Stratégie d’entreprise consistant à remplacer la résolution d’un problème par un parcours d’obstacles psychologiques si complexe que le client finit par abandonner, persuadé que le problème vient de lui. Le D.E.A.S. ne vend pas une solution, il vend l’attente d’une solution qui n’arrivera jamais. C’est l’art de transformer la frustration en modèle économique rentable.

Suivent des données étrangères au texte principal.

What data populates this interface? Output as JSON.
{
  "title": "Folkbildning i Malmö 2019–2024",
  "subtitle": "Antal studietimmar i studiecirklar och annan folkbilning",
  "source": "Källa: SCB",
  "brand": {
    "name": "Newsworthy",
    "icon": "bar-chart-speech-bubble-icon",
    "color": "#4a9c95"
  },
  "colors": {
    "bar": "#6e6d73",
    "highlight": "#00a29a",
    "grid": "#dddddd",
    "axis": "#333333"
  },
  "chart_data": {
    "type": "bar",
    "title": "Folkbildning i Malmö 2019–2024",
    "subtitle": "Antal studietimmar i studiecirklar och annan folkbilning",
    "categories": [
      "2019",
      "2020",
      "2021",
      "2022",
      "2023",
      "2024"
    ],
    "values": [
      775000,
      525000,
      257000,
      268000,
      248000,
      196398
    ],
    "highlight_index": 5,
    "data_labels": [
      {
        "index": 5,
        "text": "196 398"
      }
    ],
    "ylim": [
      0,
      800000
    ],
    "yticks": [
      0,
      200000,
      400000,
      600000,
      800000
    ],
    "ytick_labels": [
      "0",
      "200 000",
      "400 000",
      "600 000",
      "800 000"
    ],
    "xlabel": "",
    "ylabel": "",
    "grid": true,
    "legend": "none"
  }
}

PAC003 – Comment devenir un sociopathe

Parodie de guide pratique assumant fièrement ce que les vrais manuels de « réussite » cachent sous du jargon positif. « Comment devenir un sociopathe – Guide pratique pour réussir en affaires (et en politique) » par J.P. Heartless. Au programme : transformer votre « humanité résiduelle » en avantage compétitif grâce au Protocole de Neutralité Stratégique, ignorer les émotions des autres (des « bugs » non performants), manipuler efficacement, maximiser profits et influence en minimisant l’empathie (« les remords, c’est pour les perdants »), et devenir un « agent à froid opérationnel » en externalisant systématiquement la responsabilité. Quand le système vous apprend à licencier votre conscience, ce n’est pas un mensonge, c’est un « ajustement programmatique ».

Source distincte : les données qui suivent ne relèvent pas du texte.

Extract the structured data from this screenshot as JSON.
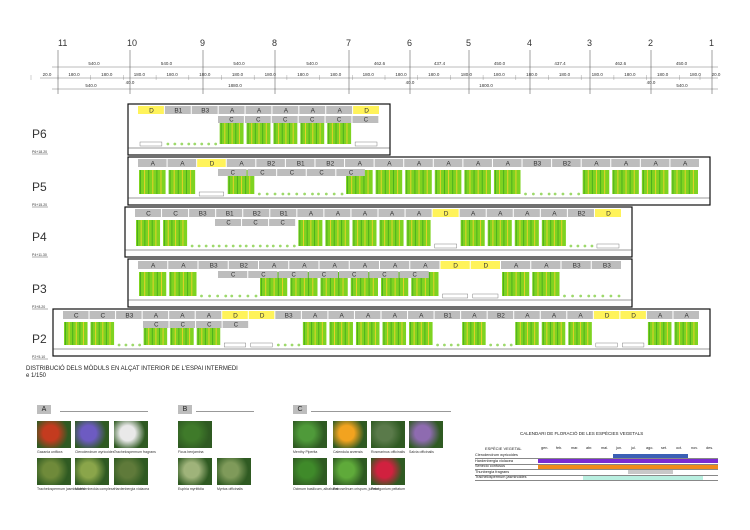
{
  "axes": [
    "11",
    "10",
    "9",
    "8",
    "7",
    "6",
    "5",
    "4",
    "3",
    "2",
    "1"
  ],
  "dims_row1": [
    "540.0",
    "540.0",
    "540.0",
    "540.0",
    "462.6",
    "437.4",
    "450.0",
    "437.4",
    "462.6",
    "450.0"
  ],
  "dims_row2": [
    "20.0",
    "180.0",
    "180.0",
    "180.0",
    "180.0",
    "180.0",
    "180.0",
    "180.0",
    "180.0",
    "180.0",
    "180.0",
    "180.0",
    "180.0",
    "180.0",
    "180.0",
    "180.0",
    "180.0",
    "180.0",
    "180.0",
    "180.0",
    "180.0",
    "20.0"
  ],
  "dims_row3": [
    "540.0",
    "40.0",
    "1880.0",
    "40.0",
    "1800.0",
    "40.0",
    "540.0"
  ],
  "floors": [
    {
      "label": "P6",
      "level": "P6+18.20",
      "modules": [
        "D",
        "B1",
        "B3",
        "A",
        "A",
        "A",
        "A",
        "A",
        "D"
      ],
      "sub": [
        "C",
        "C",
        "C",
        "C",
        "C",
        "C"
      ]
    },
    {
      "label": "P5",
      "level": "P5+15.20",
      "modules": [
        "A",
        "A",
        "D",
        "A",
        "B2",
        "B1",
        "B2",
        "A",
        "A",
        "A",
        "A",
        "A",
        "A",
        "B3",
        "B2",
        "A",
        "A",
        "A",
        "A"
      ],
      "sub": [
        "C",
        "C",
        "C",
        "C",
        "C"
      ]
    },
    {
      "label": "P4",
      "level": "P4+11.30",
      "modules": [
        "C",
        "C",
        "B3",
        "B1",
        "B2",
        "B1",
        "A",
        "A",
        "A",
        "A",
        "A",
        "D",
        "A",
        "A",
        "A",
        "A",
        "B2",
        "D"
      ],
      "sub": [
        "C",
        "C",
        "C"
      ]
    },
    {
      "label": "P3",
      "level": "P3+8.20",
      "modules": [
        "A",
        "A",
        "B3",
        "B2",
        "A",
        "A",
        "A",
        "A",
        "A",
        "A",
        "D",
        "D",
        "A",
        "A",
        "B3",
        "B3"
      ],
      "sub": [
        "C",
        "C",
        "C",
        "C",
        "C",
        "C",
        "C"
      ]
    },
    {
      "label": "P2",
      "level": "P2+5.10",
      "modules": [
        "C",
        "C",
        "B3",
        "A",
        "A",
        "A",
        "D",
        "D",
        "B3",
        "A",
        "A",
        "A",
        "A",
        "A",
        "B1",
        "A",
        "B2",
        "A",
        "A",
        "A",
        "D",
        "D",
        "A",
        "A"
      ],
      "sub": [
        "C",
        "C",
        "C",
        "C"
      ]
    }
  ],
  "caption_line1": "DISTRIBUCIÓ DELS MÒDULS EN ALÇAT INTERIOR DE L'ESPAI INTERMEDI",
  "caption_line2": "e 1/150",
  "legend_groups": [
    {
      "letter": "A",
      "plants": [
        "Gazania uniflora",
        "Clerodendrum wyricoides",
        "Trachelospermum jasminoides",
        "Muehlenbeckia complexa",
        "Hardenbergia violacea",
        "Trachelospermum fragrans"
      ]
    },
    {
      "letter": "B",
      "plants": [
        "Ficus benjamina",
        "Euphia myrtifolia",
        "Myrtus officinalis"
      ]
    },
    {
      "letter": "C",
      "plants": [
        "Menthy Piperita",
        "Calendula arvensis",
        "Rosmarinus officinalis",
        "Salvia officinalis",
        "Ocimum basilicum, albahaca",
        "Petroselinum crispum, julivert",
        "Pelargonium peltatum"
      ]
    }
  ],
  "calendar": {
    "title": "CALENDARI DE FLORACIÓ DE LES ESPÈCIES VEGETALS",
    "header": "ESPÈCIE VEGETAL",
    "months": [
      "gen.",
      "feb.",
      "mar.",
      "abr.",
      "mai.",
      "jun.",
      "jul.",
      "ago.",
      "set.",
      "oct.",
      "nov.",
      "des."
    ],
    "species": [
      {
        "name": "Clerodendrum wyricoides",
        "color": "#3a5fb5",
        "start": 5,
        "end": 10
      },
      {
        "name": "Hardenbergia violacea",
        "color": "#7a2ad1",
        "start": 0,
        "end": 12
      },
      {
        "name": "Senecio confusus",
        "color": "#f08a1c",
        "start": 0,
        "end": 12
      },
      {
        "name": "Thunbergia fragrans",
        "color": "#c8c8c8",
        "start": 6,
        "end": 9
      },
      {
        "name": "Trachelospermum jasminoides",
        "color": "#b9efe0",
        "start": 3,
        "end": 11
      }
    ]
  },
  "colors": {
    "green": "#7ed321",
    "green_dark": "#4caf1f",
    "grey_box": "#bdbdbd",
    "yellow_box": "#fff35a"
  }
}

PAC002 – La gauche qui sait

Parodie du journal d’une gauche gouvernementale qui assume fièrement de préférer « l’injustice certaine au chaos démocratique ». Au programme : la sagesse de ne pas censurer (tout en garantissant « la stabilité de nos salaires et de nos sièges »), le coût nécessaire de la stabilité (gel des pensions, taxation des malades, « ajustements micro-budgétaires »), et le courrier touchant de Martine qui remercie d’avoir « sauvé la République en laissant passer ce budget qui me ruine ». Quand trahir ses principes devient un acte de sagesse politique mesurée. Anomalie temporelle : ce journal semble réapparaître cycliquement à chaque fois qu’une gauche au pouvoir choisit la « responsabilité » plutôt que ses valeurs.

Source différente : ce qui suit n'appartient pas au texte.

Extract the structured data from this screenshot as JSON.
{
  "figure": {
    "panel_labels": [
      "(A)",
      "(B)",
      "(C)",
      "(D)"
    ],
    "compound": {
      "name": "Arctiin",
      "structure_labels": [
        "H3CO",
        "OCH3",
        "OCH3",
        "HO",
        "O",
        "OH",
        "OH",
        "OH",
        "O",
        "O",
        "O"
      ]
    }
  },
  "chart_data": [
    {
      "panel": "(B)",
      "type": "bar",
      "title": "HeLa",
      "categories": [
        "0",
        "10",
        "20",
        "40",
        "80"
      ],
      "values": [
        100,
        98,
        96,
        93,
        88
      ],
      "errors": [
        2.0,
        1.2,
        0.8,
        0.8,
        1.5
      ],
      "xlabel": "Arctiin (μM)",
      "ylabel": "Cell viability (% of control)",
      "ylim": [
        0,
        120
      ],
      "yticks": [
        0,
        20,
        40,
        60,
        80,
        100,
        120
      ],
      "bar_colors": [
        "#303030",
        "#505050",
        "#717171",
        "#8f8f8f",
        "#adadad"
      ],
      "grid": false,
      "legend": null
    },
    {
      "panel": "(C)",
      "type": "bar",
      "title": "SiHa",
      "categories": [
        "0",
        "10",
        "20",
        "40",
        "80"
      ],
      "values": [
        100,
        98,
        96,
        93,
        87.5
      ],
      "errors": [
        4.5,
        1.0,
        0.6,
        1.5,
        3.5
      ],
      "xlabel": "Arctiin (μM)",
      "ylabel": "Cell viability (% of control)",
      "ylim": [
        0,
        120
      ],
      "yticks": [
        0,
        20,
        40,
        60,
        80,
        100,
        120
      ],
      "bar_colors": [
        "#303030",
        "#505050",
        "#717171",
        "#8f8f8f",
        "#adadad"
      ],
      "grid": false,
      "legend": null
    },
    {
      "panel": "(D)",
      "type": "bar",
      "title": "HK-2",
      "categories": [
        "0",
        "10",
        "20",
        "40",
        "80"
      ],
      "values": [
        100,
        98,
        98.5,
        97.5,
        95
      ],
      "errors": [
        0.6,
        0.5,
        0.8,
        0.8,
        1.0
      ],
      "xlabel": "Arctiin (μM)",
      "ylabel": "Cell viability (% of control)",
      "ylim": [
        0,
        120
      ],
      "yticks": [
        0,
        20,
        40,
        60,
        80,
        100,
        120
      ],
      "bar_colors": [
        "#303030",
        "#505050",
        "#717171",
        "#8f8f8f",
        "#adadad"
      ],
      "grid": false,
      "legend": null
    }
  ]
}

PAC001 – Les gardiens de l’ordre

Parodie d’un journal corporatiste des forces de l’ordre annonçant fièrement la mise en place d’un « barème officiel » pour mesurer les regards (de 2 à 5 secondes). Avec formation obligatoire au chronométrage oculaire, guide des 127 variations d’outrage, et témoignage poignant d’un « calvaire judiciaire » de 6 mois. Quand la surveillance devient une question de dixièmes de seconde et que regarder quelqu’un devient un délit mesurable au chronomètre professionnel homologué.